Testing for Gene Mutations
The new guidelines further include examples of controversial claims for testing of gene mutations, modeled after the technology in U.S. Patent 5,753,441, regarding BRACA1 gene screening. In this case, actual claim 1 was directed to screening patients for alterations in the BRCA1 gene by comparing a patient’s BRCA1 sequence with the wild-type BRCA1 sequence. The compared sequences can be germline (genomic) DNA sequences, RNA sequences, or cDNA sequences. Because only routine methods well known and used in the art were recited in actual claim 1, it was held to be ineligible by the Federal Circuit as directed to an abstract idea without additional elements that amount to significantly more than the abstract idea in Association for Molecular Pathology v. U.S. Patent and Trademark Office, 689 F.3d 1303 (Fed. Cir. 2012) (“Myriad CAFC”), aff’d in part and rev’d in part on other grounds, Association for Molecular Pathology v. Myriad Genetics, Inc., 133 S. Ct. 2107 (2013). (It is noted that claims 7 and 8 of the same patent were held ineligible in University of Utah Research Foundation v. Ambry Genetics Corp., 774 F.3d 755 (Fed. Cir. 2014)).

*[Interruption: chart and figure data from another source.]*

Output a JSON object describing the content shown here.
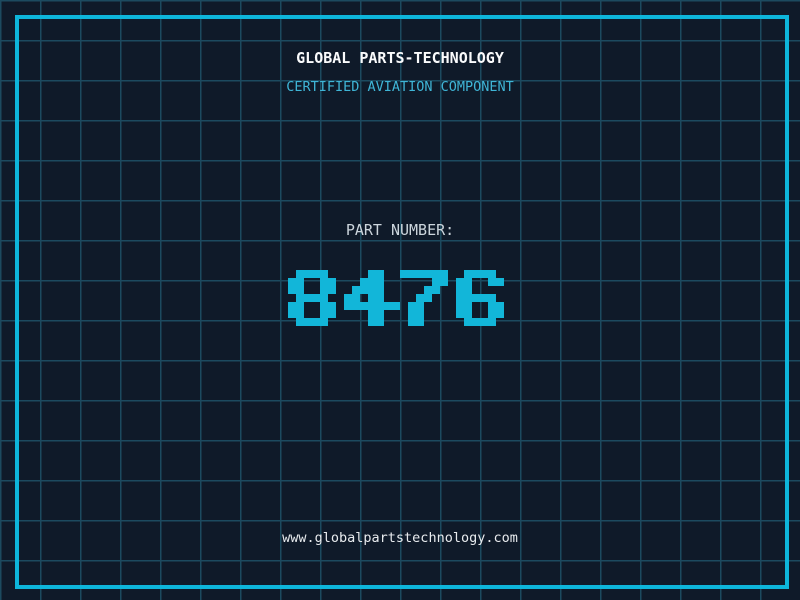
{
  "header": {
    "title": "GLOBAL PARTS-TECHNOLOGY",
    "subtitle": "CERTIFIED AVIATION COMPONENT"
  },
  "part": {
    "label": "PART NUMBER:",
    "number": "8476"
  },
  "footer": {
    "url": "www.globalpartstechnology.com"
  },
  "colors": {
    "background": "#0f1a29",
    "grid_line": "#1c4a5f",
    "frame": "#0db5da",
    "title": "#fafbfc",
    "subtitle": "#3fb5d6",
    "label": "#ccd5dc",
    "digits": "#12b6d9",
    "url": "#e8ebee"
  }
}
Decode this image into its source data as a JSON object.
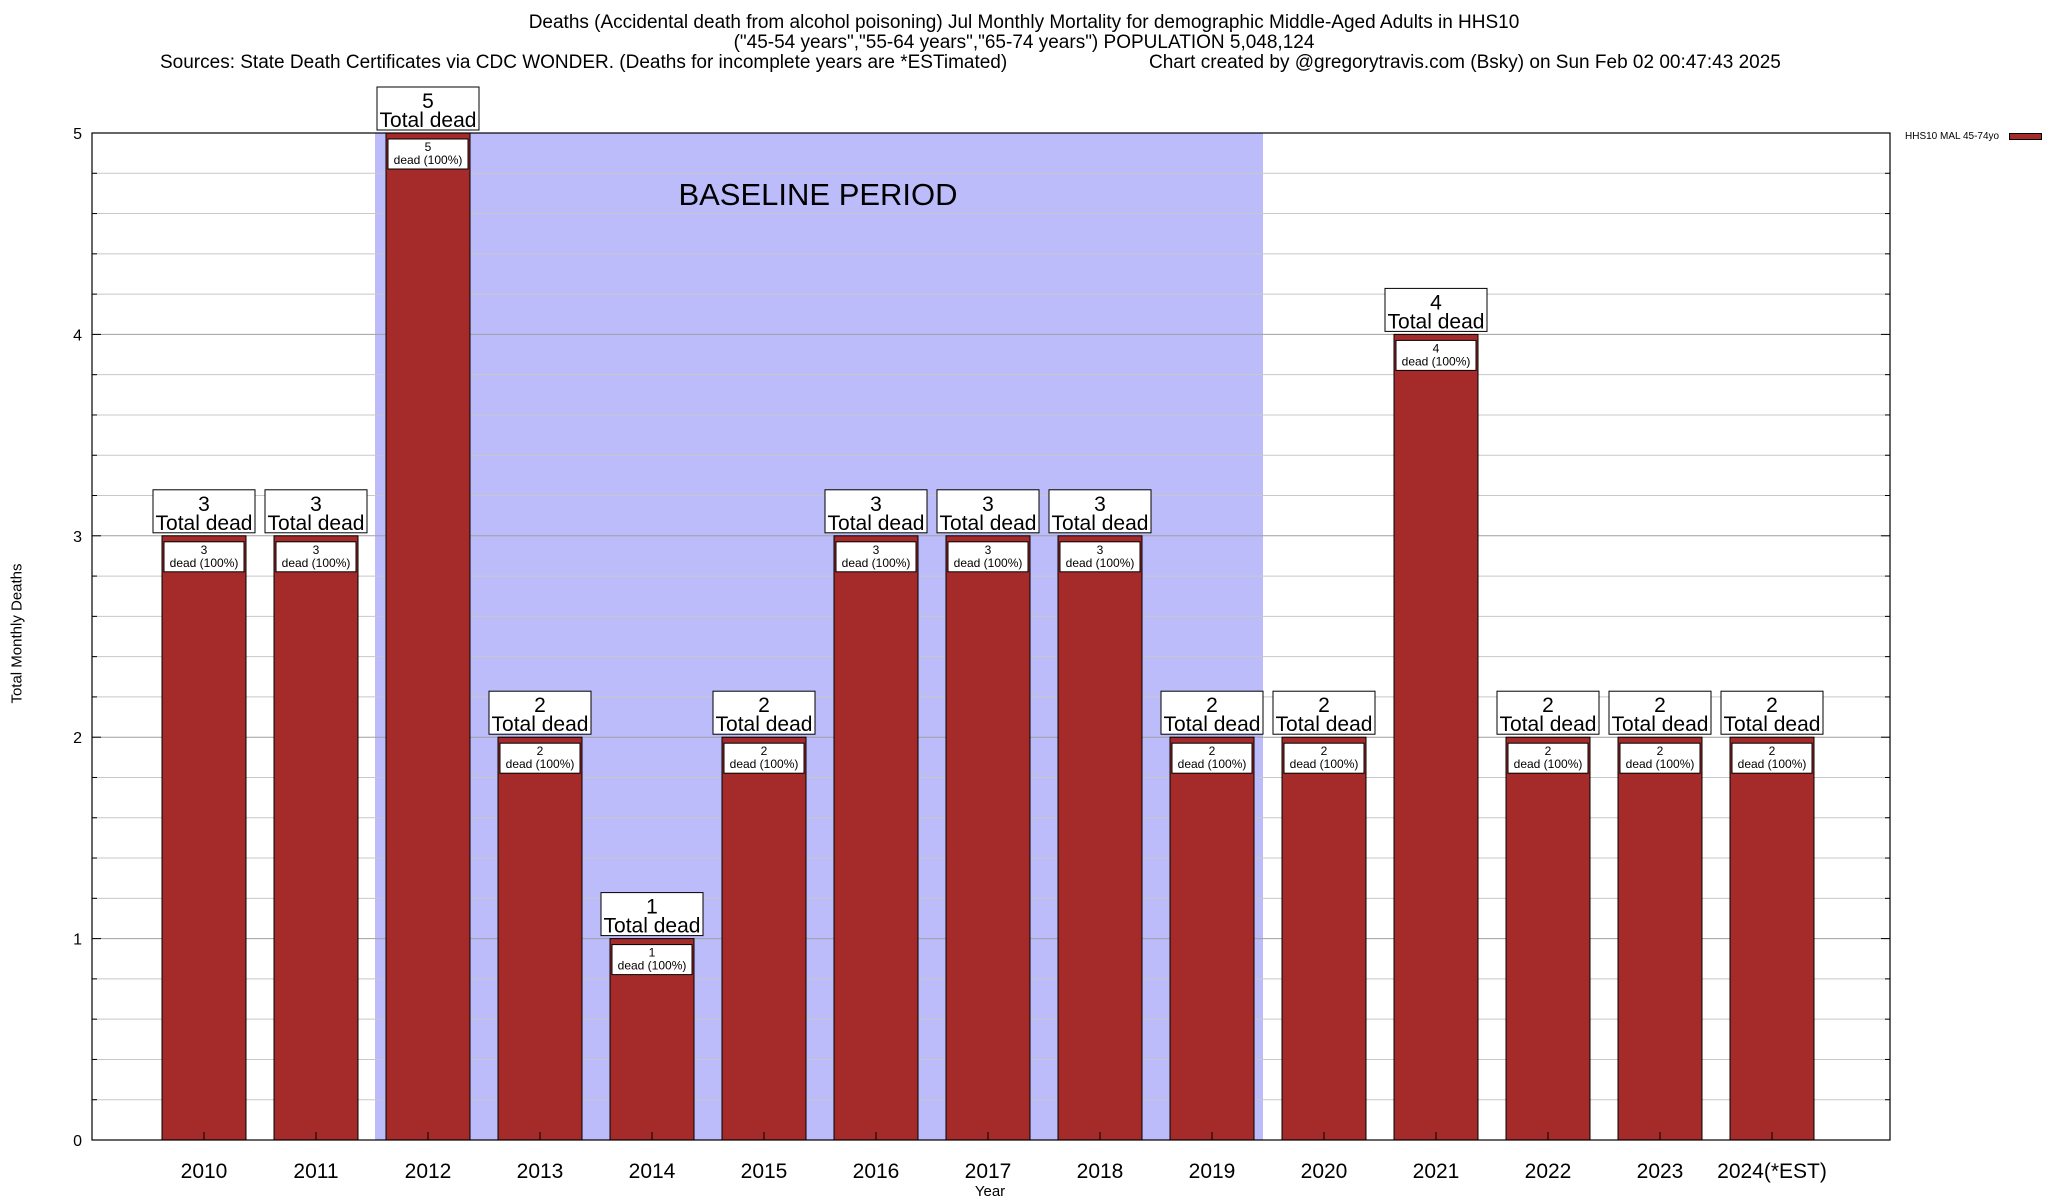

In the guidelines, similar hypothetical claims for gene screening were considered eligible if they recite specific and unconventional ways of gathering data that amount to significantly more than the abstract idea. The guidelines further explain that just because a technique has been discussed in several widely-read scientific journals, mere knowledge of this technique does not make its use routine or conventional in this field. Instead, the evaluation turns on whether the use of a method (such as to detect DNA hybridization) was actually routinely or conventionally used by scientists at the time the invention was made and the application was filed. Thus the use of unconventional methods can make an otherwise abstract idea patent eligible subject matter under section 101.

The May 2016 guidelines are already helping to overcome improper rejections by Examiners of pending diagnostic claims that properly recite both diagnosis of a disease and a particular treatment, and they will assist in continuing to draft and prosecute claims in the Life Sciences.